No inquérito instaurado pela PF, é explicado como a tabela de propinas foi interpretada pelos investigadores (veja galeria acima). As colunas são divididas em cores, meses e dias, além de siglas para indicar o tipo de alvo.

No caso do homem que pagou R$ 100 mil à quadrilha, R$ 50 mil foram relacionados em uma célula azul, em outra da mesma cor, mais clara, R$ 10 mil e, numa coluna rosa, R$ 40 mil.

A investigação identificou que a letra “B” referia-se a casas ilegais de jogos, como bingos e poker; já PT era uma referência aos “puteiros”, “DES” aos desmanches e “GAS” a postos de combustíveis.

“Na maioria das vezes, os alvos da ‘recolha’, isto é, os que atuam à margem da lei e pagam a propina, são indicados por advogados criminalistas”, destaca relatório da PF, identificando Ahmed Hassan Saleh, o Mude, como um desses advogados.

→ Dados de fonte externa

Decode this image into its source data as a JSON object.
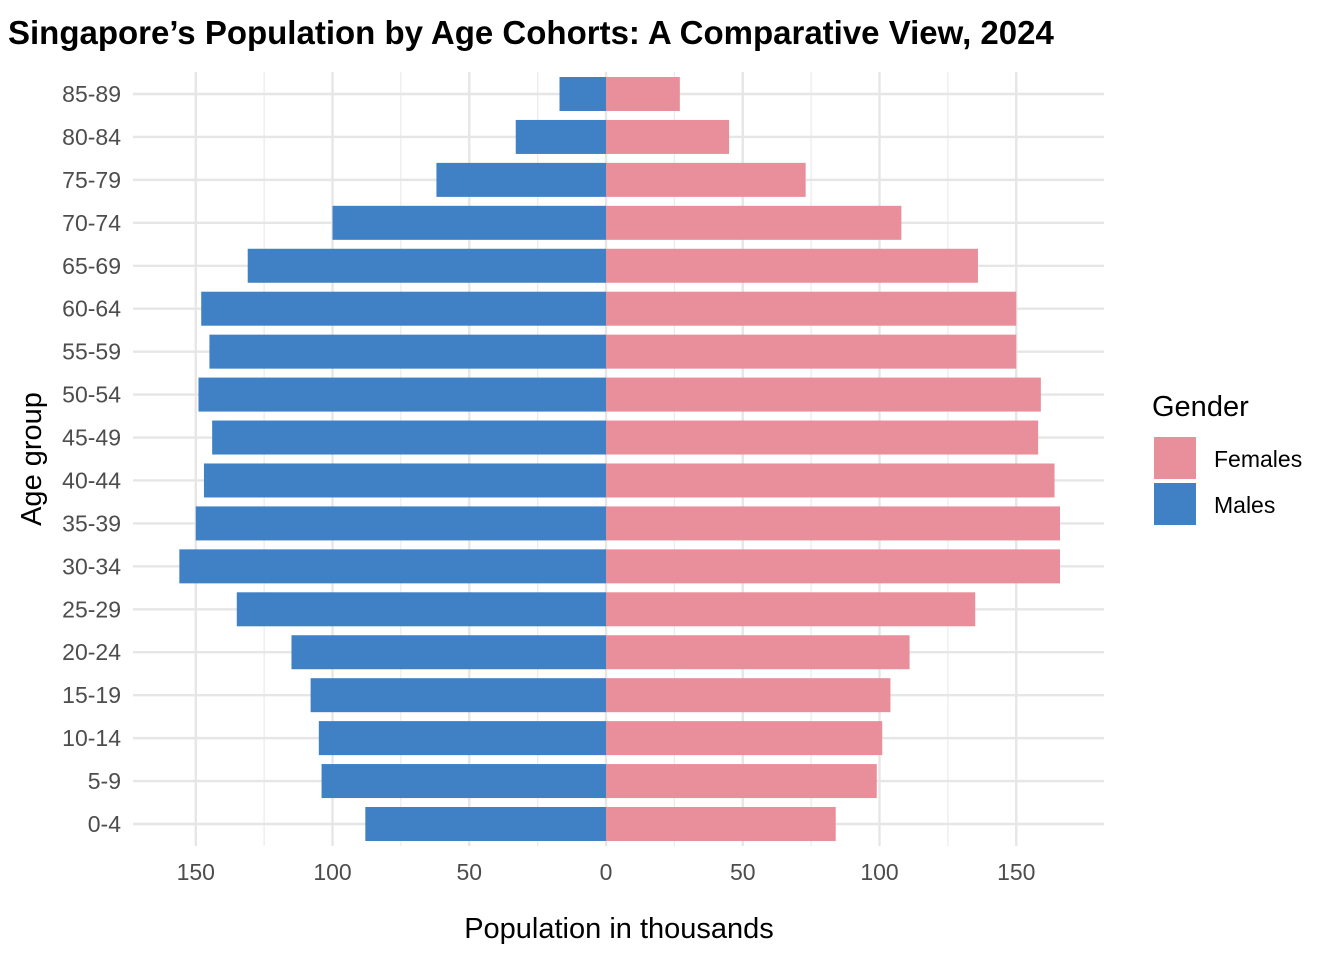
{
  "chart_data": {
    "type": "bar",
    "orientation": "horizontal",
    "title": "Singapore’s Population by Age Cohorts: A Comparative View, 2024",
    "xlabel": "Population in thousands",
    "ylabel": "Age group",
    "xlim": [
      -175,
      175
    ],
    "x_ticks": [
      -150,
      -100,
      -50,
      0,
      50,
      100,
      150
    ],
    "x_tick_labels": [
      "150",
      "100",
      "50",
      "0",
      "50",
      "100",
      "150"
    ],
    "grid": true,
    "legend": {
      "title": "Gender",
      "position": "right"
    },
    "categories": [
      "0-4",
      "5-9",
      "10-14",
      "15-19",
      "20-24",
      "25-29",
      "30-34",
      "35-39",
      "40-44",
      "45-49",
      "50-54",
      "55-59",
      "60-64",
      "65-69",
      "70-74",
      "75-79",
      "80-84",
      "85-89"
    ],
    "series": [
      {
        "name": "Females",
        "color": "#e98f9b",
        "side": "right",
        "values": [
          84,
          99,
          101,
          104,
          111,
          135,
          166,
          166,
          164,
          158,
          159,
          150,
          150,
          136,
          108,
          73,
          45,
          27
        ]
      },
      {
        "name": "Males",
        "color": "#4080c4",
        "side": "left",
        "values": [
          88,
          104,
          105,
          108,
          115,
          135,
          156,
          150,
          147,
          144,
          149,
          145,
          148,
          131,
          100,
          62,
          33,
          17
        ]
      }
    ]
  }
}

Mude, acrescenta o relatório, participava também do “branqueamento”, ou seja, da lavagem do “dinheiro espúrio”. Ele — também preso pela PF — foi acionista da empresa de ônibus UpBus, que opera linhas na zona leste de São Paulo, e é acusado de lavar dinheiro do PCC.

Ahmed Hassan já havia sido alvo da Operação Decurio, em agosto do ano passado, em uma investigação sobre a infiltração da maior facção criminosa do país nas eleições.

As defesas dos suspeitos mencionados nesta reportagem não foram localizadas. O espaço segue aberto para manifestações.